The streetcar stop I take to get to campus is directly across from the ER doors, though. As I sit there, waiting for the train, I see ambulances come into the ER bay over and over as I wait. I see people being pulled out of them on stretchers. The other day I saw one young man’s face clearly through the ambulance window. His face was covered in blood. I felt my heart constrict in pain for him and his people.
The effect of seeing this as a part of my day has been really interesting and completely unexpected, though. I’ve begun to have less of a fear response and more peace.
There’s nothing peaceful about remembering the trauma of that day that Dave’s life ended in an ambulance, without me. There’s nothing peaceful in the reminder that at that moment, folks and their family members are suffering.
However, there is something weirdly comforting in the fact that death and the ensuing pain (though in this culture we like to pretend it isn’t) is simply natural, expected and a part of life. It doesn’t make it okay and I’m not saying it doesn’t still terrify me.
I’m saying that I think sometimes we are so separate from the end of life that we forget how much a part of it we all are.
It’s not something we might experience, it’s something we will experience. It might happen in an out of order way, which makes things much more tragic and difficult to understand and grieve, but it will happen, regardless. We will leave behind loved ones. We will watch loved ones leave this earth. It is a part of our existence. Being confronted with it on a regular basis has helped me lose some of my horrific fear of the trauma of it. It’s helped me lose some of the denial around the idea of it.

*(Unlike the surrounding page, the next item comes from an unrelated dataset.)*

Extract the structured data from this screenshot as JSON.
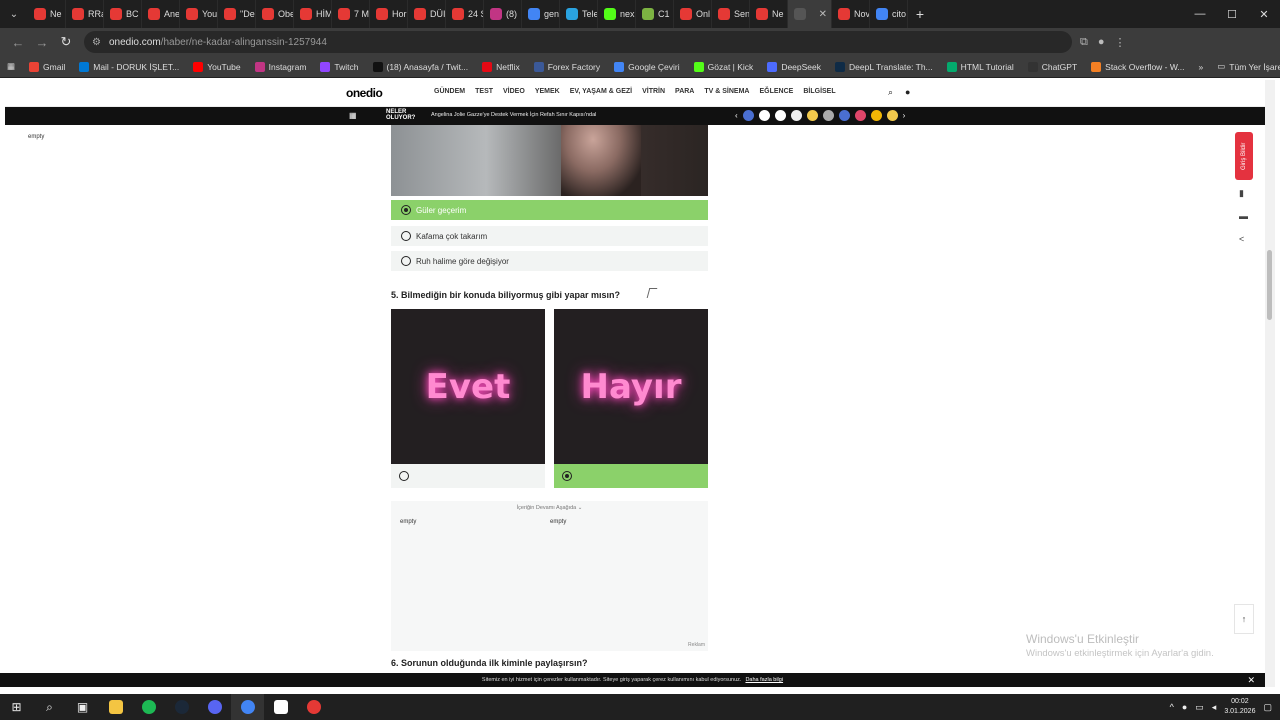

I’m not sure it was a coincidence that I moved so close to an ER. I think it was a part of my healing to end up in a place where I’d see the evidence of the truest truth of all.
We die. We leave this place. We go somewhere else. It’s sometimes a peaceful exit. It’s sometimes terrifying, painful, shocking. But it’s what we do.
Why have we, as a society, gotten so good at pretending it’s not coming? Why has it become such an uncomfortable topic? How much of our fear around our dying loved ones is based on our inexperience with the idea, with our “ignore it and it won’t happen”mentality?
Not that there’s any way to prepare for the actual grieving process, but I have been wondering more and more about why we’re all in such great denial. Does it really serve us to pretend it won’t happen to us and ours?
Is that a lesson that only those of us who’ve ushered a dear loved one out of this world can truly understand?
I sit on that bench watching those vehicles of fear (and of rescue) bringing hurting, scared people to the place where they might die. I think again and again about how incredibly fragile we are, how life is a miracle and how I’m lucky to have right now because it is truly all I ever have.
I think about the beauty inherent in pain and how pain has brought me clarity, peace and a completely different outlook on life. I never imagined I’d live a stone’s throw from an ER, but I’m actually glad I do.